Изменить стиль страницы

Я не хочу, чтобы Вы, такой… такой… такой… (все прилагательные восхищения, которые Вы отыщете) в искусстве отталкивали от себя что бы то ни было, «потому что это причиняет боль». Это должно причинять боль, иначе «это» — чем бы оно ни было — не есть, не имеет права называться «этим», и оно меньше, чем ничто. Вы не любите (не хотите) Бетховена и отступаете перед Микеланджело — пусть это будет Вашей силой, а не слабостью, отрицание знанием, а не обоими закрытыми глазами и закупоренными ушами — бедный страус в сей пустыне, именуемой — наслаждение! (Ничто мне так не напоминает о наслаждении, как песок, и об ощущении песка, как наслаждение. Сколько бы Вы ни погружались море, в целое море. Вы все равно начнете задыхаться от сухости, бесконечно распыленной, которая никогда не станет целым!)
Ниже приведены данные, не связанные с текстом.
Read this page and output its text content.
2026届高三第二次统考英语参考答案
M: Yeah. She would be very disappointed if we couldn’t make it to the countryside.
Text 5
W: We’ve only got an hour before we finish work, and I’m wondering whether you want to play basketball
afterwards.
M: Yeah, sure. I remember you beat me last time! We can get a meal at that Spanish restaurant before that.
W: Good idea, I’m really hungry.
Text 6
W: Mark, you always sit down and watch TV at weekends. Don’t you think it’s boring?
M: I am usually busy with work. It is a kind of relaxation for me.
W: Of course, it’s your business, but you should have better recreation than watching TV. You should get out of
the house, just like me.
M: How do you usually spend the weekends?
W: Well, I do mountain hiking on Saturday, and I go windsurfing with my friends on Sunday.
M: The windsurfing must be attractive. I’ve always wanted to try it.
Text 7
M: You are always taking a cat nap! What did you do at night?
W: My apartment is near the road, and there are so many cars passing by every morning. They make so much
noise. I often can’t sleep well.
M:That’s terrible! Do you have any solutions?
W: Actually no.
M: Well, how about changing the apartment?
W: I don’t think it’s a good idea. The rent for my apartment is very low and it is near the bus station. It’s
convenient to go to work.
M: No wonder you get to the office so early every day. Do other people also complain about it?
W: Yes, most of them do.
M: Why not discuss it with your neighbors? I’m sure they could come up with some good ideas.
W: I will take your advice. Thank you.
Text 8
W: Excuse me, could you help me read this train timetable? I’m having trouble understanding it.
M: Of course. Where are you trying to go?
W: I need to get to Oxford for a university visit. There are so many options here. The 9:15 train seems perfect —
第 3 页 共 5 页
Ах, мой маленький! Перечисляя Ваши звериные добродетели («Вам так хорошо ведомо чувство холода, жары…»), я забыла одну существенность: чувство страха. Ибо Вы от страха не любите Бетховена, от того же страха, который заставляет волка выть в полнолунье, собаку под звуки рояля.

Я не могу, чтобы Вы были слабым, — потому что я не смогла бы Вас любить. (Любить, презирая, — это для других!)

Будьте слабым в обстоятельствах так называемой частной жизни, но есть жизнь вне обстоятельств, и она не выносит ни слабости, ни частностей. Вспомните, что эпикурейцы из всех искусств жизни лучше всего практиковали искусство умирать. Эпикур обязывает. Будьте…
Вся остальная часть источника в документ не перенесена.